Samper’s view is echoed by Humane Society International President and CEO Andrew Rowan. “New Zealand’s close proximity to numerous biodiversity hotspots and hubs of illegal wildlife trade in the Asia-Pacific region make it an important ally,” he says.
 
Rowan considers publically destroying New Zealand’s seized ivory as an opportunity to assert regional and global leadership by becoming the first country in the region to do so, and to prohibit ivory trading. He adds that this would be a “symbolic gesture for New Zealand to show resolve in tackling wildlife trafficking”.
 
On the ground in Africa, African Wildlife Foundation (AWF) CEO Patrick Bergin says: “I cannot stress enough the crisis we are facing with regard to the survival of the African elephant.”
 
The AWF is asking every country with ivory to destroy it and every country that allows ivory trading to ban it.

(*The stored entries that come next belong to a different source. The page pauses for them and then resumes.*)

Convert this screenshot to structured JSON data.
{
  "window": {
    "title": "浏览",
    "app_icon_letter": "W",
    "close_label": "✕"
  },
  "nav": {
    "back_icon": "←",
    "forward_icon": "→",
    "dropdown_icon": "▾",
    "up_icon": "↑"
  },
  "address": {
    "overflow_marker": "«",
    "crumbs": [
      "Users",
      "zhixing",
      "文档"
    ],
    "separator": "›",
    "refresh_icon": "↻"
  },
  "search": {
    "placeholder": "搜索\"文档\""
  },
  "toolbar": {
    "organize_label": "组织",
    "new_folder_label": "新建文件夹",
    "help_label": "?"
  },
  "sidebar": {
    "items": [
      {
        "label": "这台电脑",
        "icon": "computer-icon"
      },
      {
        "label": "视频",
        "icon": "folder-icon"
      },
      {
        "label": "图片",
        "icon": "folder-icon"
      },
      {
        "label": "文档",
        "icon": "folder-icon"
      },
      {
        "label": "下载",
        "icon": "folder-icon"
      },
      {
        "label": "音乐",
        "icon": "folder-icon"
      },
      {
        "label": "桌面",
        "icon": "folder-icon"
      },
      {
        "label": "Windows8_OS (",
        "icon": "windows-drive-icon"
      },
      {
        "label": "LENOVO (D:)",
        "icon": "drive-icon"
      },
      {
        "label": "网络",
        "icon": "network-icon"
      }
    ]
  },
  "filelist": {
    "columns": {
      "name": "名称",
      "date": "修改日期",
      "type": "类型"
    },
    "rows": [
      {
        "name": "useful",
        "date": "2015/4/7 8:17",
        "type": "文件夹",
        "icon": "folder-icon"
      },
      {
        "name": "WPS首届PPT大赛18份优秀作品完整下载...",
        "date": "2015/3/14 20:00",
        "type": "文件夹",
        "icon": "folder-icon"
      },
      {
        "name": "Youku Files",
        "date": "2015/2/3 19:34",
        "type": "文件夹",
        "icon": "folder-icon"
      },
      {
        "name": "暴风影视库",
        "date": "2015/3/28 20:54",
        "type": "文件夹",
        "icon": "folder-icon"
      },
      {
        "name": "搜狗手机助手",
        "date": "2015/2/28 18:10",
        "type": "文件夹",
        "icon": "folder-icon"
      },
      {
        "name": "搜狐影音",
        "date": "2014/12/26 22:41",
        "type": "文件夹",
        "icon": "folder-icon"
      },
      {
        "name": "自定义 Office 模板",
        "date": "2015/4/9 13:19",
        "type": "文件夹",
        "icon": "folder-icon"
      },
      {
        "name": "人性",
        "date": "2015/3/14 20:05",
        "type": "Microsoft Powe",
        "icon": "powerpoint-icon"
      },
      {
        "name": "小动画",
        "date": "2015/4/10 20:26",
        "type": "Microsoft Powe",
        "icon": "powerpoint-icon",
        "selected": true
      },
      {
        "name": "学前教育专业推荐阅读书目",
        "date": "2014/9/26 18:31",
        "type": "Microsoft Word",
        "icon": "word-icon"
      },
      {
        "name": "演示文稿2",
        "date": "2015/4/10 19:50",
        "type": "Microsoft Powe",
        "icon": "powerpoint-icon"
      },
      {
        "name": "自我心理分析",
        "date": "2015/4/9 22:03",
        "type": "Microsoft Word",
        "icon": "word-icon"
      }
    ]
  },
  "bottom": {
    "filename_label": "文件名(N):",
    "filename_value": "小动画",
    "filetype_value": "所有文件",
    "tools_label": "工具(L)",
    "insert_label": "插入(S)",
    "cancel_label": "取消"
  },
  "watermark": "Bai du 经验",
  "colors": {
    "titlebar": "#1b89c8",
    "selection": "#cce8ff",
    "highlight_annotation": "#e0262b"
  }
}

Bergin is of the belief that the moves “will systematically dismantle the infrastructure and incentives supporting the illegal trade and remove the very notion of ivory as a tradable commodity”.
 
Bergin also notes that it is the legal trade of ivory that is contributing to the demise of Africa’s elephants, providing a convenient cover for the illicit ivory industry.
 
Last month, New Zealand authorities laid charges relating to 31 pieces of elephant ivory. The nation witnessed its first ever conviction for illegal ivory trading last year.
 
Earlier this year, the International Fund for Animal Welfare raised concerns about the internet-based trading of endangered species products, including ivory, in New Zealand in their report Click to Delete.
 
Environmental Investigation Agency (EIA) Executive Director Mary Rice explains that her organisation has more than 30 years’ experience investigating and exposing the international illegal ivory trade.
 
The EIA has formally acknowledged their strong support for advocates pressing New Zealand to adopt a ban on all ivory trade and to dispose of government-held ivory stockpiles.
 
According to Tanzania Association of Tour Operators Chairman Peter Lindstrom, the loss of elephants in Tanzania, and Africa as a whole, will deprive many people of jobs, reduce a source of government revenue that plays a large part in the national economy, and see the most iconic of land mammals driven to extinction.
 
With regard to New Zealand potentially crushing its confiscated ivory stockpile and banning the ivory trade altogether, Lindstrom says that “any gesture, however small, helps what we hope will be a groundswell that will move others to do the same”.
 
WildAid, whose ambassadors include Leonardo DiCaprio, Sir Richard Branson, Edward Norton and Jackie Chan, also supports the calls for more action by New Zealand.
 
WildAid Executive Director Peter Knights says that New Zealand has an opportunity to “set a precedent for ivory-consuming nations by implementing a complete ban on the ivory trade in, to and from the country”.
 
Just a few days ago, United Nations Development Programme (UNDP) Administrator Helen Clark commented on the crisis: “Protecting elephants, rhinos, and other wildlife used to be mainly about habitat protection; now it also involves tackling the drivers of highly organised crime that has led to a massive slaughter of Africa’s iconic species.”
 
During a recent visit to Kenya, Clark signed a partnership agreement between the UNDP and Kenya’s First Lady Margaret Kenyatta on work to protect elephants.
 
Virginia Woolf, who led the petition considered today, says that world-renowned conservationist Jane Goodall “chose to remind us during her visit to New Zealand that every ivory bracelet, pendant or trinket represents a dead elephant and a total ban on the sale of ivory is the only way forward”.
 
With such clear international support, Woolf is hopeful the committee will “not just shelve the petition but instead take decisive and positive action” based on its recommendations.